平成の将棋界で一時代を築いたレジェンドが再び檜舞台に立つ。待ち受けるのは、通算勝率8割超えの“AIの申し子”だ。昨年度の低迷期から見事なV字回復を果たした“天才中年”は、時代の波に抗う戦型を駆使する。苦悩の末に導き出されたタイトル奪還のための究極の1手とは──。
14勝24敗──。これがあの天才・羽生善治(52)の昨年度の年間成績とは誰が信じようか。
85年に中学生でプロ棋士となり、89年に「竜王」のタイトルを初戴冠するや96年には当時の全7タイトルを一挙独占。17年には将棋界初の「永世七冠」を達成する金字塔も打ち立てた。ところが昨年度、思いがけず棋士人生の岐路に直面することになる。将棋ライターが羽生の低迷を振り返る。
「プロ棋士生活37年目で初の負け越しとなりました。同時に、将棋界の頂点とされるタイトル『名人』への挑戦者を決める順位戦でも2勝7敗の体たらく。名人9期を含めて29期在籍した、定員わずか10名のトップリーグ『A級』から1つ下の『B級1組』に降格した。過去には、同世代の森内俊之(52)をはじめA級陥落をきっかけに『フリークラス』に転籍して、順位戦から“引退する”名人経験者もいた。それだけに羽生さんも『同じ道を歩むのか‥‥』と進退が注目されるようになりました」
誰もが一時代の終焉を悟ったことだろう。しかし「十九世名人」の資格を持つ、羽生が選んだのは再び這い上がる道だった。
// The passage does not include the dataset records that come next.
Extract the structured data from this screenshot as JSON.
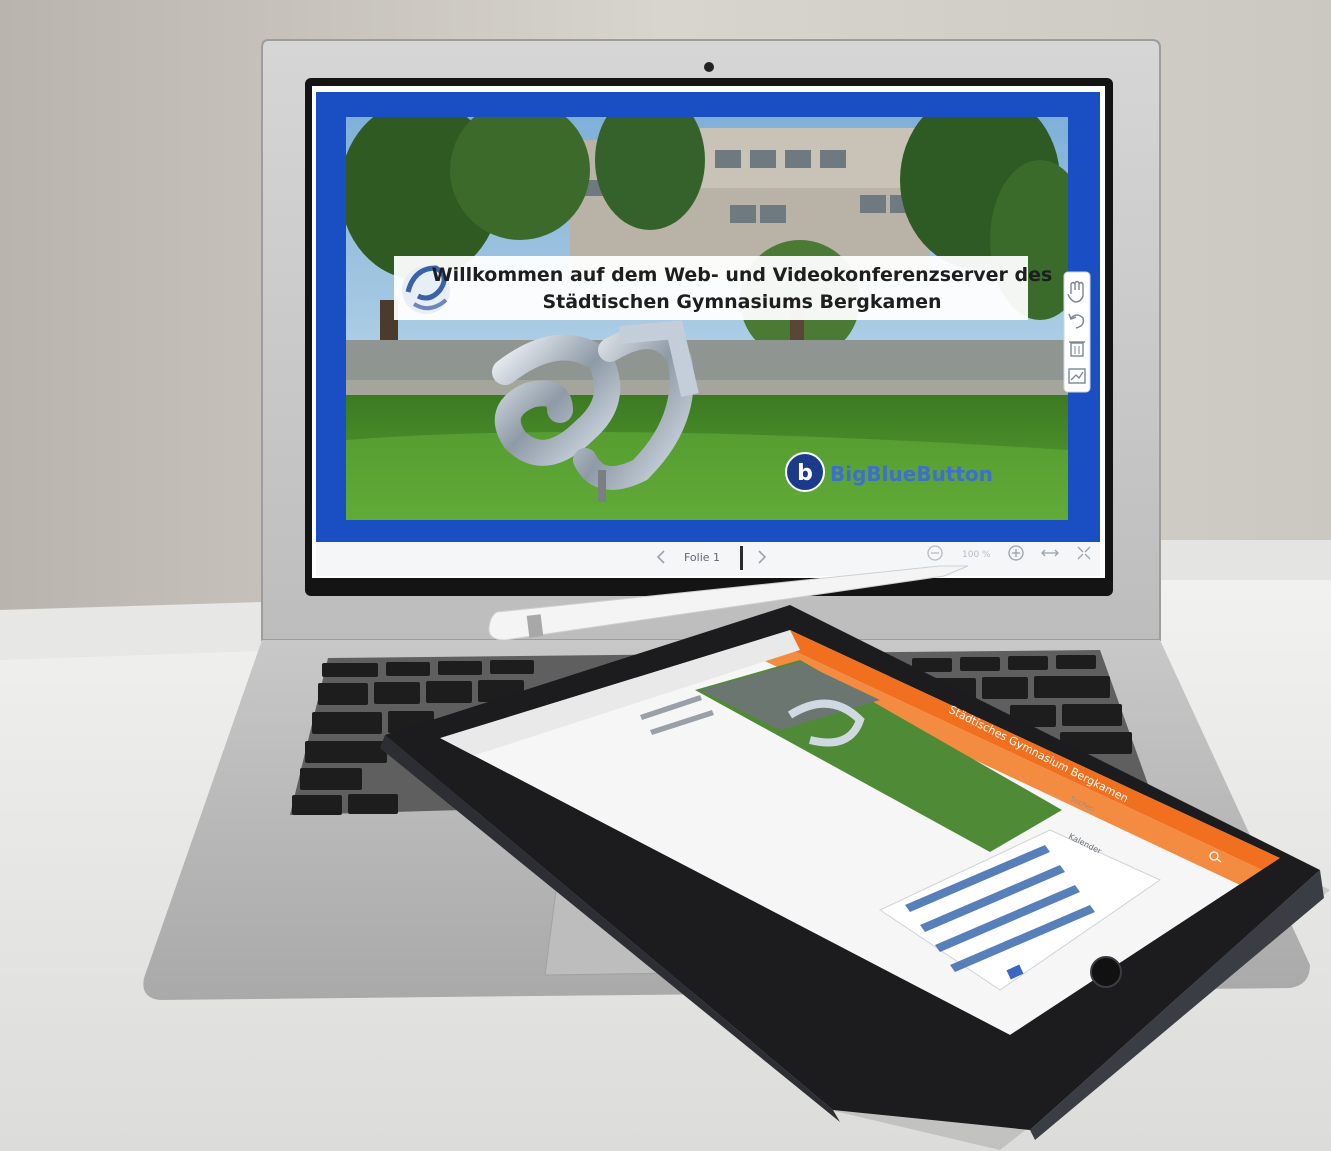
{
  "slide": {
    "title_line1": "Willkommen auf dem Web- und Videokonferenzserver des",
    "title_line2": "Städtischen Gymnasiums Bergkamen",
    "brand": "BigBlueButton"
  },
  "presentation_toolbar": {
    "slide_label": "Folie 1",
    "zoom_level": "100 %"
  },
  "tablet": {
    "site_title": "Städtisches Gymnasium Bergkamen",
    "search_label": "Suchen",
    "calendar_title": "Kalender"
  },
  "colors": {
    "bbb_blue": "#1a4fc4",
    "tablet_orange": "#f07020",
    "desk": "#ededeb",
    "wall": "#cfcbc5"
  }
}
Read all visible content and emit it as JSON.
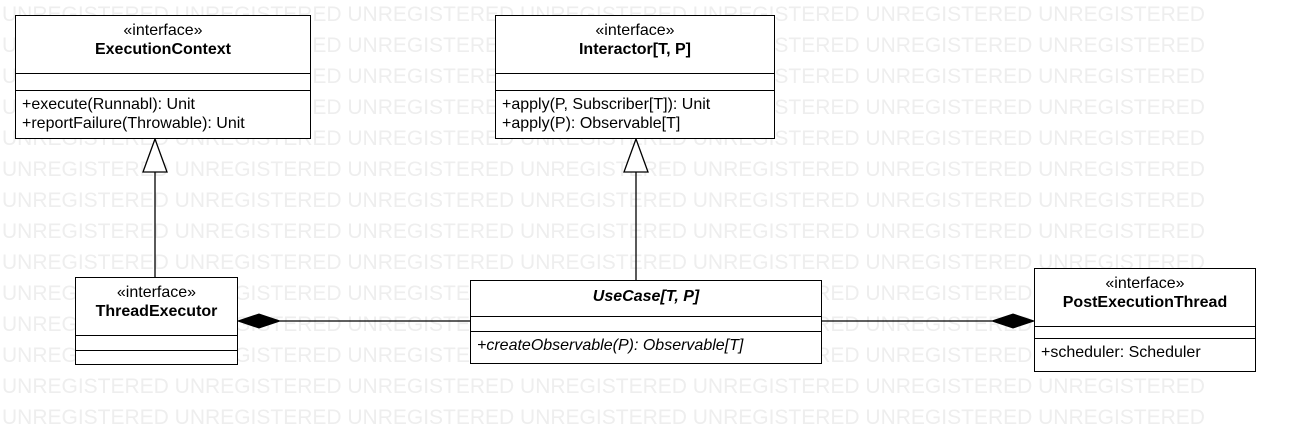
{
  "watermark_text": "UNREGISTERED UNREGISTERED UNREGISTERED UNREGISTERED UNREGISTERED UNREGISTERED UNREGISTERED",
  "classes": {
    "execution_context": {
      "stereotype": "«interface»",
      "name": "ExecutionContext",
      "attributes": [],
      "operations": [
        "+execute(Runnabl): Unit",
        "+reportFailure(Throwable): Unit"
      ]
    },
    "interactor": {
      "stereotype": "«interface»",
      "name": "Interactor[T, P]",
      "attributes": [],
      "operations": [
        "+apply(P, Subscriber[T]): Unit",
        "+apply(P): Observable[T]"
      ]
    },
    "thread_executor": {
      "stereotype": "«interface»",
      "name": "ThreadExecutor",
      "attributes": [],
      "operations": []
    },
    "use_case": {
      "stereotype": "",
      "name": "UseCase[T, P]",
      "abstract": true,
      "attributes": [],
      "operations": [
        "+createObservable(P): Observable[T]"
      ]
    },
    "post_execution_thread": {
      "stereotype": "«interface»",
      "name": "PostExecutionThread",
      "attributes": [],
      "operations": [
        "+scheduler: Scheduler"
      ]
    }
  },
  "relationships": [
    {
      "type": "realization",
      "from": "ThreadExecutor",
      "to": "ExecutionContext"
    },
    {
      "type": "realization",
      "from": "UseCase[T, P]",
      "to": "Interactor[T, P]"
    },
    {
      "type": "composition",
      "from": "UseCase[T, P]",
      "to": "ThreadExecutor"
    },
    {
      "type": "composition",
      "from": "UseCase[T, P]",
      "to": "PostExecutionThread"
    }
  ],
  "colors": {
    "stroke": "#000000",
    "fill": "#ffffff",
    "watermark": "#eeeeee"
  }
}
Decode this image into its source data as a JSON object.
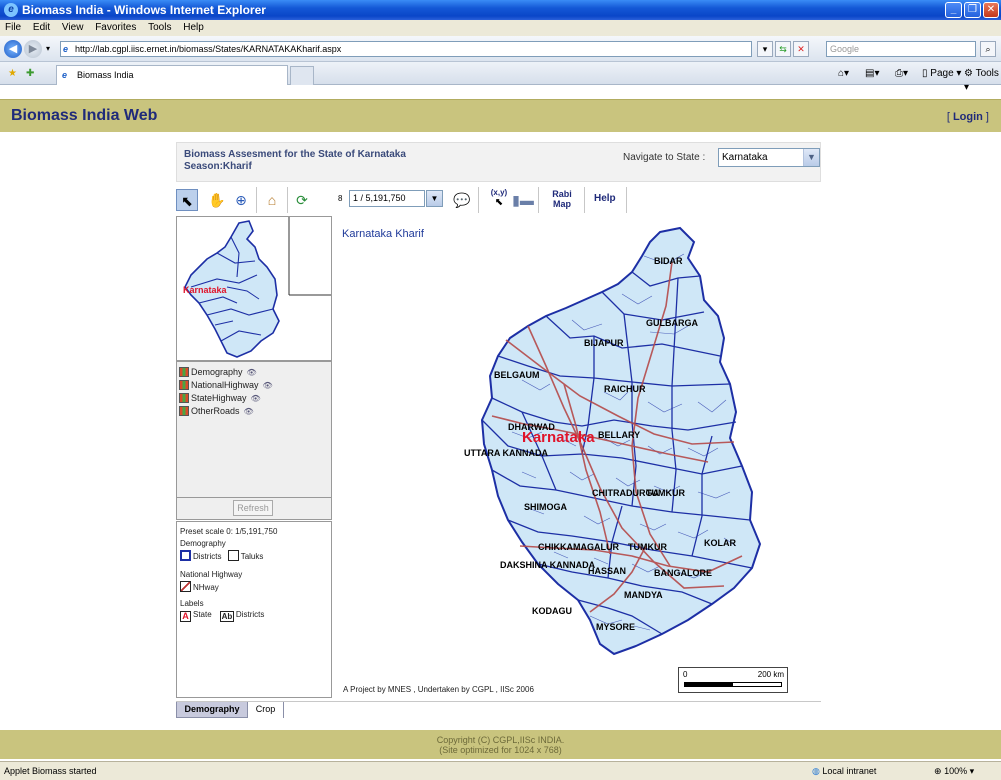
{
  "window": {
    "title": "Biomass India - Windows Internet Explorer"
  },
  "menu": [
    "File",
    "Edit",
    "View",
    "Favorites",
    "Tools",
    "Help"
  ],
  "address": {
    "url": "http://lab.cgpl.iisc.ernet.in/biomass/States/KARNATAKAKharif.aspx",
    "search_placeholder": "Google"
  },
  "tabs": {
    "active": "Biomass India",
    "page_label": "Page",
    "tools_label": "Tools"
  },
  "header": {
    "brand": "Biomass India Web",
    "login": "Login"
  },
  "state_panel": {
    "line1": "Biomass Assesment for the State of Karnataka",
    "line2": "Season:Kharif",
    "navigate_label": "Navigate to State :",
    "selected_state": "Karnataka"
  },
  "toolbar": {
    "scale_value": "1 / 5,191,750",
    "xy_label": "(x,y)",
    "rabi_line1": "Rabi",
    "rabi_line2": "Map",
    "help": "Help"
  },
  "overview": {
    "label": "Karnataka"
  },
  "layers": [
    "Demography",
    "NationalHighway",
    "StateHighway",
    "OtherRoads"
  ],
  "refresh": "Refresh",
  "legend": {
    "preset": "Preset scale 0: 1/5,191,750",
    "demography": "Demography",
    "districts": "Districts",
    "taluks": "Taluks",
    "national_highway": "National Highway",
    "nhway": "NHway",
    "labels": "Labels",
    "state": "State",
    "districts_label": "Districts",
    "state_glyph": "A",
    "districts_glyph": "Ab"
  },
  "bottom_tabs": {
    "demography": "Demography",
    "crop": "Crop"
  },
  "map": {
    "caption": "Karnataka Kharif",
    "state_label": "Karnataka",
    "districts": [
      "BIDAR",
      "GULBARGA",
      "BIJAPUR",
      "BELGAUM",
      "RAICHUR",
      "DHARWAD",
      "BELLARY",
      "UTTARA KANNADA",
      "CHITRADURGA",
      "TUMKUR",
      "SHIMOGA",
      "CHIKKAMAGALUR",
      "TUMKUR",
      "KOLAR",
      "DAKSHINA KANNADA",
      "HASSAN",
      "BANGALORE",
      "MANDYA",
      "KODAGU",
      "MYSORE"
    ],
    "credit": "A Project by MNES , Undertaken by CGPL , IISc 2006",
    "scale_start": "0",
    "scale_end": "200 km"
  },
  "footer": {
    "line1": "Copyright (C) CGPL,IISc INDIA.",
    "line2": "(Site optimized for 1024 x 768)"
  },
  "status": {
    "message": "Applet Biomass started",
    "zone": "Local intranet",
    "zoom": "100%"
  }
}
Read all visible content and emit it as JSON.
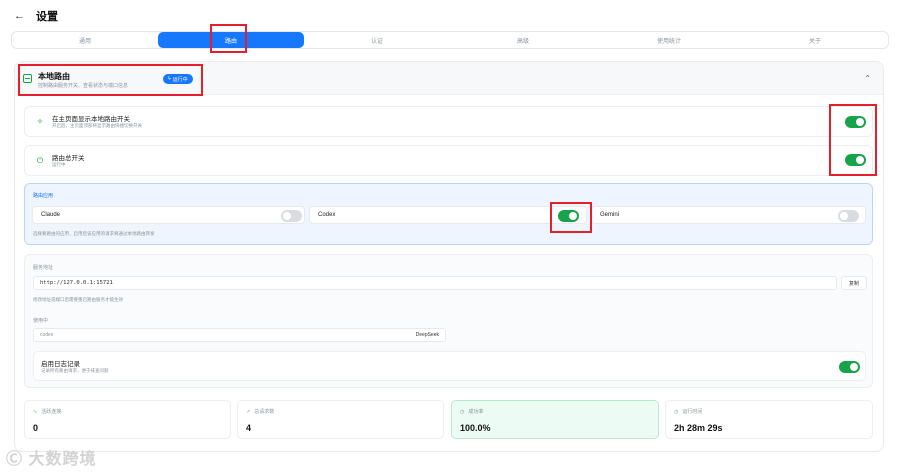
{
  "header": {
    "back_icon": "arrow-left-icon",
    "title": "设置"
  },
  "tabs": [
    {
      "label": "通用",
      "active": false
    },
    {
      "label": "路由",
      "active": true
    },
    {
      "label": "认证",
      "active": false
    },
    {
      "label": "高级",
      "active": false
    },
    {
      "label": "使用统计",
      "active": false
    },
    {
      "label": "关于",
      "active": false
    }
  ],
  "local_router": {
    "title": "本地路由",
    "subtitle": "控制路由服务开关、查看状态与端口信息",
    "badge": "运行中",
    "collapse_icon": "chevron-up-icon"
  },
  "settings": [
    {
      "title": "在主页面显示本地路由开关",
      "desc": "开启后，主页面顶部将显示路由快捷切换开关",
      "enabled": true,
      "icon": "sparkle-icon"
    },
    {
      "title": "路由总开关",
      "desc": "运行中",
      "enabled": true,
      "icon": "power-icon"
    }
  ],
  "route_apps": {
    "label": "路由应用",
    "apps": [
      {
        "name": "Claude",
        "enabled": false
      },
      {
        "name": "Codex",
        "enabled": true
      },
      {
        "name": "Gemini",
        "enabled": false
      }
    ],
    "hint": "选择要路由的应用，启用后该应用的请求将通过本地路由转发"
  },
  "service": {
    "address_label": "服务地址",
    "address": "http://127.0.0.1:15721",
    "copy_label": "复制",
    "address_note": "修改地址或端口后需要重启路由服务才能生效",
    "in_use_label": "使用中",
    "in_use_app": "codex",
    "in_use_provider": "DeepSeek",
    "log_title": "启用日志记录",
    "log_desc": "记录所有路由请求，便于排查问题",
    "log_enabled": true
  },
  "stats": [
    {
      "label": "活跃连接",
      "value": "0",
      "icon": "activity-icon"
    },
    {
      "label": "总请求数",
      "value": "4",
      "icon": "trend-up-icon"
    },
    {
      "label": "成功率",
      "value": "100.0%",
      "icon": "clock-icon"
    },
    {
      "label": "运行时间",
      "value": "2h 28m 29s",
      "icon": "clock-icon"
    }
  ],
  "watermark": "大数跨境",
  "colors": {
    "accent": "#1677ff",
    "success": "#17a34a",
    "highlight": "#e5202a"
  }
}
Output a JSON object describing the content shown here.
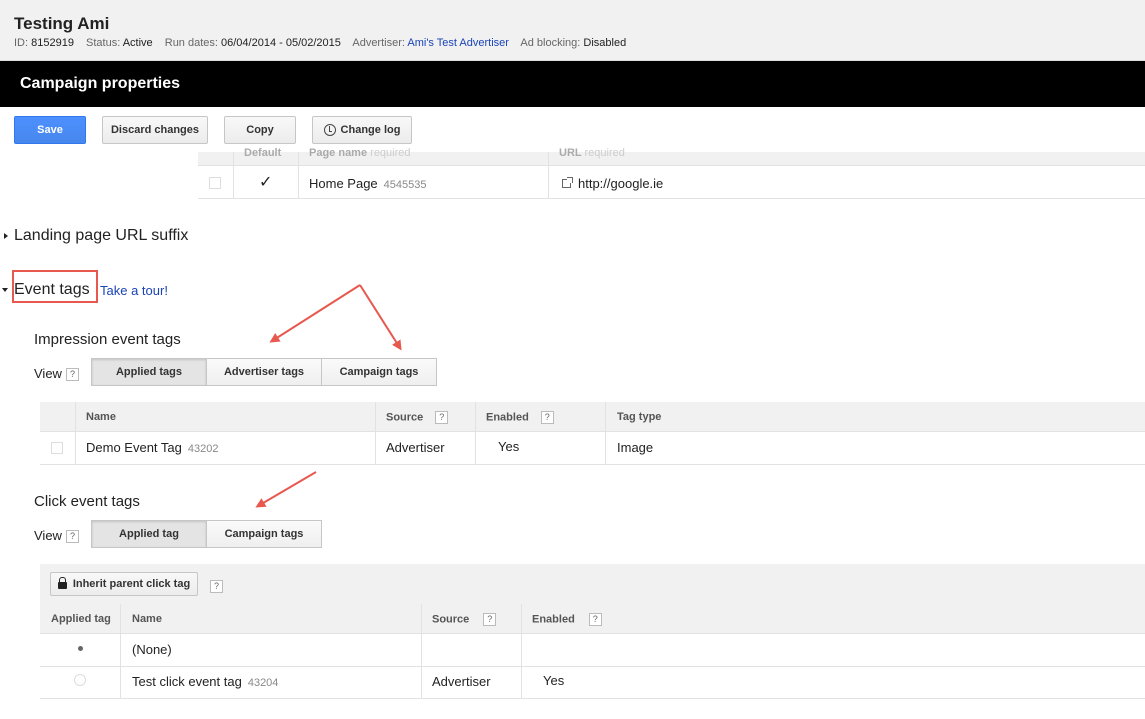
{
  "header": {
    "title": "Testing Ami",
    "id_label": "ID:",
    "id_value": "8152919",
    "status_label": "Status:",
    "status_value": "Active",
    "run_dates_label": "Run dates:",
    "run_dates_value": "06/04/2014 - 05/02/2015",
    "advertiser_label": "Advertiser:",
    "advertiser_value": "Ami's Test Advertiser",
    "ad_blocking_label": "Ad blocking:",
    "ad_blocking_value": "Disabled"
  },
  "page_title": "Campaign properties",
  "toolbar": {
    "save": "Save",
    "discard": "Discard changes",
    "copy": "Copy",
    "change_log": "Change log"
  },
  "landing_pages": {
    "col_default": "Default",
    "col_page_name": "Page name",
    "col_page_name_hint": "required",
    "col_url": "URL",
    "col_url_hint": "required",
    "row": {
      "default_mark": "✓",
      "name": "Home Page",
      "id": "4545535",
      "url": "http://google.ie"
    }
  },
  "url_suffix_section": "Landing page URL suffix",
  "event_tags": {
    "title": "Event tags",
    "tour_link": "Take a tour!",
    "impression": {
      "title": "Impression event tags",
      "view_label": "View",
      "help": "?",
      "tabs": [
        "Applied tags",
        "Advertiser tags",
        "Campaign tags"
      ],
      "columns": {
        "name": "Name",
        "source": "Source",
        "enabled": "Enabled",
        "tag_type": "Tag type"
      },
      "rows": [
        {
          "name": "Demo Event Tag",
          "id": "43202",
          "source": "Advertiser",
          "enabled": "Yes",
          "tag_type": "Image"
        }
      ]
    },
    "click": {
      "title": "Click event tags",
      "view_label": "View",
      "help": "?",
      "tabs": [
        "Applied tag",
        "Campaign tags"
      ],
      "inherit_button": "Inherit parent click tag",
      "columns": {
        "applied": "Applied tag",
        "name": "Name",
        "source": "Source",
        "enabled": "Enabled"
      },
      "rows": [
        {
          "name": "(None)",
          "id": "",
          "source": "",
          "enabled": ""
        },
        {
          "name": "Test click event tag",
          "id": "43204",
          "source": "Advertiser",
          "enabled": "Yes"
        }
      ]
    }
  },
  "colors": {
    "primary_blue": "#4d90fe",
    "link": "#1a44b8",
    "annotation_red": "#e8584f"
  }
}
残念ながら、順位戦こそ3勝5敗でさらなる降級争いの渦中にいるが、今年度の全対局成績に目を移せば21勝11敗と大きく勝ち越している。
その復活ぶりを象徴するのが、9~11月の間で開催された「第72期ALSOK杯王将戦挑戦者決定リーグ戦」に他ならない。
なんと総当たり6戦を全勝して、自身の最年長記録を9歳更新し、約2年ぶりとなるタイトル挑戦権を獲得したのである。同世代の復活快進撃に屋敷伸之九段も賛辞の声を上げる。
「毎年、7人中下位3人が陥落するリーグ戦です。タイトルホルダーの渡辺明名人(38)や永瀬拓矢王座(30)ら、強者たちとのバトルロイヤルは残留するだけでも至難を極めます。そこで全勝できたのは非常に価値が高い。全体を通してどの将棋もうまく指されていた印象です」
中でも、6局中2局で炸裂した「横歩取り」という戦型が台風の目となった。将棋ライターが続ける。
「10月14日の近藤誠也七段(26)との対局、続く千日手にもつれ込んだ26日の渡辺名人との対局で後手番の羽生さんが誘導しました。まず、近藤さんとは『ひねり飛車』の展開で激しい合戦模様。中盤まで互角の様相でしたが、終盤にかけて羽生さんのペースに引き込みました。そして、差し戻しとなった渡辺名人との対局でも、主導権を握ったのは羽生さんのほう。感想戦で戦型選択について『その時の気分で‥‥』と明かしていましたが、名人は術中に『ハメられた』と言わんばかりに焦りの表情を隠せずにいました」
相手に仕掛けられた先手番の3局を含めて、今年度、横歩取りを繰り出した全13局で9勝。実に白星の40%以上を占める、先手必勝の十八番なのである。